Bob Woodward to receive Press Club’s top honor, Sept. 21 at Fourth Estate Dinner

Bob Woodward, the Washington Post investigative reporter and editor whose work on the Watergate scandal led to the resignation of an American president, has been selected as the 2012 recipient of the Fourth Estate Award, the National Press Club’s most-honored prize.

Woodward will receive the award at a gala dinner Friday, Sept. 21. He is the 40th recipient of the Fourth Estate Award, which recognizes a journalist who has made significant contributions to the field through a lifetime of excellence.

“We are especially pleased to recognize Bob Woodward this year as it is the 40th anniversary of the Watergate break-in, which launched what became the most significant career of a Washington journalist in our lifetimes,” said NPC President Theresa Werner. “In investigations, in analysis and in books, there is Woodward -- and then there is everyone else.”

Woodward was an inspiration to many young journalists who came of age in the Watergate era and noted that enrollment in journalism departments rose in the post-Watergate era, especially after All the President’s Men was made into a movie, Werner said.

“Bob Woodward became the face of investigative journalism,” Werner said.

The Watergate stories helped fuel skepticism about government in the Vietnam era. “Woodward demonstrated that journalism could make the world a better place,” she said.

As a young journalist, Woodward teamed with Carl Bernstein in 1972 to report and write many of the Watergate articles. The articles led to the Post’s 1973 Pulitzer Prize for public service. He was also the lead reporter for the Post's articles on the aftermath of the Sept. 11, 2001, terrorist attacks that comprised the Post’s 2002 Pulitzer Prize for national reporting.

Woodward is the author of 16 non-fiction books, including his first, All the President’s Men, co-written with Bernstein.

Woodward began his journalism career after a five-year stint in the Navy.
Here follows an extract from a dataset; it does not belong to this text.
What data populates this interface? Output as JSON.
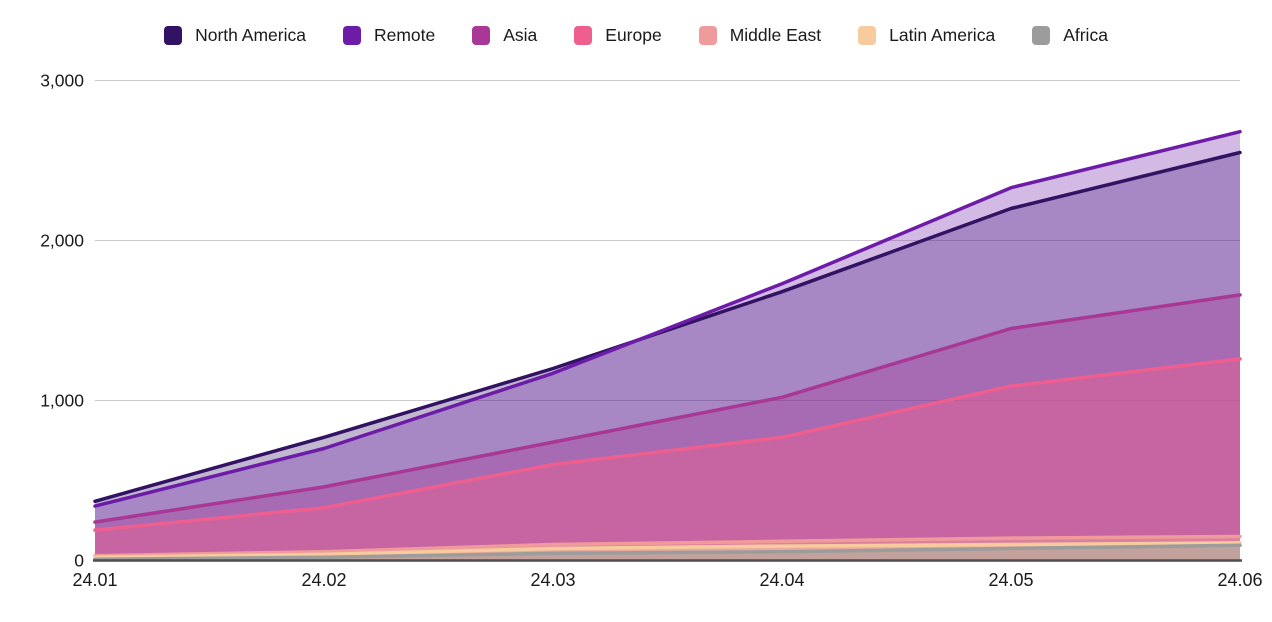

He applied to the Washington Post, got a two-week trial but was not hired because of his lack of journalism experience. He spent a year at the Montgomery Sentinel and was hired at the Post in 1971.

The Fourth Estate Award is the highest honor bestowed on a journalist by the National Press Club. Previous winners include Jim Lehrer, Walter Cronkite, Christiane Amanpour and David Broder. Werner said the selection of Woodward is in keeping with that tradition of honoring excellence.

Further details about the Sept. 21 Fourth Estate Award dinner, including ticket information and sponsorship opportunities, will be announced shortly. The dinner is a fundraiser for the NPC's National Journalism Institute, the Club’s non-profit arm, which provides professional development and training services to the journalism community, and scholarships to aspiring journalists.